Boswell cantou Samuel Johnson.
Clóvia Rossi canta o seu Frias.
Vi, no iPad, parte do material com que a Folha festejou os seus 90 anos. Lembro bem a comemoração dos 60 anos, no começo da década de 1980. A Folha chegou a contratar o historiador Carlos Guilherme Motta para escrever a história do jornal. A sensação era de véspera de festa. Agora, em plena Era Digital, a impressão que se tem na celebração é que se trata de fim de festa.
Também se deve ter em conta que o jovem Otávio Frias Filho, que se preparava então para dirigir o jornal, é hoje, como eu, um cinquentão. Depois de cerca de 10 000 manchetes tudo parece se repetir na vida de um editor hereditário.
Na cobertura dos 90 anos, o artigo de Clóvis Rossi sobre seu Frias me chamou particularmente a atenção.
Será que Rossi acredita mesmo que Frias tenha sido jornalista e não empresário apenas? Não só um jornalista, de resto, mas um grande jornalista? Não desconsidero a possibilidade de que de alguma forma ele é convidado ou convocado para falar do ex-patrão basicamente as mesmas coisas de sempre, numa repetição automática e servil que rebaixa Rossi sem elevar Frias.
Rossi cita “furos” de Frias como se Frias fosse Assange do Wikileaks.
No artigo de hoje, ele diz com aparente admiração que Frias soube antes que Gustavo Franco iria sair do Banco Central. Furo isso? Os donos de empresas têm contatos frequentes com gente do poder. É natural que saibam coisas como uma demissão iminente. Certamente a secretária de Gustavo Franco também sabia de sua saída.
Que mérito há nisso?
Compare com a divulgação do vídeo em que soldados americanos matam civis numa rua do Iraque.
A doença de Tancredo é também descrita sempre por Clóvis Rossi como um “furo” de Frias. Só rindo.

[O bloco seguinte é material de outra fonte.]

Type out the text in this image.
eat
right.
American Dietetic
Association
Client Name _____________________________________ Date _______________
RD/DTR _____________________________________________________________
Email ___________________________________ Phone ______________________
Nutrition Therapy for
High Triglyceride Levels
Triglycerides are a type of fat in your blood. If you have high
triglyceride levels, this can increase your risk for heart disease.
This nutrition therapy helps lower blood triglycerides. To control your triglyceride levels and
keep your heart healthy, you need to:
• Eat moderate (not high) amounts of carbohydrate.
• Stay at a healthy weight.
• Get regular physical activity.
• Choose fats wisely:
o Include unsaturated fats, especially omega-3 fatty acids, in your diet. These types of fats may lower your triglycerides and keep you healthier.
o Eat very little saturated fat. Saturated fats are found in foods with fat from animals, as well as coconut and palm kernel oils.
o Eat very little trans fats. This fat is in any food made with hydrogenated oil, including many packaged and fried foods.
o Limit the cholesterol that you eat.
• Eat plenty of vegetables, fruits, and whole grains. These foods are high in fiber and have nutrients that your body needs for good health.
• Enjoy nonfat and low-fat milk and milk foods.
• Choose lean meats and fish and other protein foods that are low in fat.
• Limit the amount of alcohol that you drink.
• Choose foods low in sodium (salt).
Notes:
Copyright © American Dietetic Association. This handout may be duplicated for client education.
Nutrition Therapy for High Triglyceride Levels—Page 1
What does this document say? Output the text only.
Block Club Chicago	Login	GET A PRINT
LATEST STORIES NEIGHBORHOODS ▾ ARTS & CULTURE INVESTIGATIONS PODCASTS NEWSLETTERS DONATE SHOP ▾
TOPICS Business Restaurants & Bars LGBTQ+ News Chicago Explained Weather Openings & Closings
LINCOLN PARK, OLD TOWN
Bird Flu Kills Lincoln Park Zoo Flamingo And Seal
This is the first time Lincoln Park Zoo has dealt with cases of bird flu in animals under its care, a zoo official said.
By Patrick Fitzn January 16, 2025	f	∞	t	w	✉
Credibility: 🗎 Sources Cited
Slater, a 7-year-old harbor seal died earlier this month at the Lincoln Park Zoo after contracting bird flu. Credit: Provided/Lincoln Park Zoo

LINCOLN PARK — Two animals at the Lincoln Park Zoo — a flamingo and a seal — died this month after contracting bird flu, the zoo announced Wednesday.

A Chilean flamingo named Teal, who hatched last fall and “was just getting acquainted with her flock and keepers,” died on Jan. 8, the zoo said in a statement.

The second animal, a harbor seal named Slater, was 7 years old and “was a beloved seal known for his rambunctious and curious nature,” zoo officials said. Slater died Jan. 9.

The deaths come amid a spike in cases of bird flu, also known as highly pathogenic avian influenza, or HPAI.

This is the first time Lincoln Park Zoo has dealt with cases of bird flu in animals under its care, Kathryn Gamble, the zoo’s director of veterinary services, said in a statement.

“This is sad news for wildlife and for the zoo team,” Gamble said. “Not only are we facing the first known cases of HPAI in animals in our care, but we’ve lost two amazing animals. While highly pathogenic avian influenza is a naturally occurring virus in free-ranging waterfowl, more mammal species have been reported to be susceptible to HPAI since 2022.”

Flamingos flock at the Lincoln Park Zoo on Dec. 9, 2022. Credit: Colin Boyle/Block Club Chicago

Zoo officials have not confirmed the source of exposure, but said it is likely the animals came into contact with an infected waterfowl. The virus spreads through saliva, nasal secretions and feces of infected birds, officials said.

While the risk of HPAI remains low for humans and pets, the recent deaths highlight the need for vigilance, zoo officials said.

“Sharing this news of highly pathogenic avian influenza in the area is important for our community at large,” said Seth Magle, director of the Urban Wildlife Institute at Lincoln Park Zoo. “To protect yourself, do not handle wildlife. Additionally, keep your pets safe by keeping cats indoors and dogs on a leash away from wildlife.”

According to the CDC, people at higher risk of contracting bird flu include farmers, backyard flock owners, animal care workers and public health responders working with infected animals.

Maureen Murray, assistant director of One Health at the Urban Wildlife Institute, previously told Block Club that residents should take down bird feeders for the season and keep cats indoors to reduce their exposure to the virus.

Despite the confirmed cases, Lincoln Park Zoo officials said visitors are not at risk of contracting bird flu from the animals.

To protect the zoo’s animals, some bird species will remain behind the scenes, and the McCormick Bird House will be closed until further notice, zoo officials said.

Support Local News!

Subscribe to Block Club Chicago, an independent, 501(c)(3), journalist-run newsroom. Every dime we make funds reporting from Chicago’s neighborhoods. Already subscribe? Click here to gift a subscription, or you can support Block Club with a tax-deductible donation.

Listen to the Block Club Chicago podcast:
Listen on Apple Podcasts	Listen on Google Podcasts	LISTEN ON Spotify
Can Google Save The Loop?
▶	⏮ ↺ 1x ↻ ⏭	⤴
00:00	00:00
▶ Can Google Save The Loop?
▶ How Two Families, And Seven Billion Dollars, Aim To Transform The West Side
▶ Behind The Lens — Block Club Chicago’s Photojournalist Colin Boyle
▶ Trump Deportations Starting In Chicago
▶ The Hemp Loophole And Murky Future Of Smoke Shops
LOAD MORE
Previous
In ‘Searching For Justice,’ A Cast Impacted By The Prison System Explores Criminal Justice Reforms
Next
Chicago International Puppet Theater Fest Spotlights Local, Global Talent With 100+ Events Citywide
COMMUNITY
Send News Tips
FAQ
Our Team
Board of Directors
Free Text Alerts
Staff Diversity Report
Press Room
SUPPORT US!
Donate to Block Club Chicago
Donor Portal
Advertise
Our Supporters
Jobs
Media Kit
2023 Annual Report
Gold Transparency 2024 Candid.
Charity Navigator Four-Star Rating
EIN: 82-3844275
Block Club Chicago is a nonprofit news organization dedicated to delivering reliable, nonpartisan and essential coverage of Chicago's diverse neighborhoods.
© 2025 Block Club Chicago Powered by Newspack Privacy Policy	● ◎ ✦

Curioso também que num contraponto que faz entre o jornalista Claudio Abramo e Frias o primeiro é chamado de “esquerdista” e o segundo não de “direitista”, mas de defensor da livre iniciativa.
Rossi é um bom repórter.
Se fizer esforço, vai provavelmente encontrar motivos melhores para a bajulação que, de tempos em tempos, promove monocordicamente do seu antigo patrão.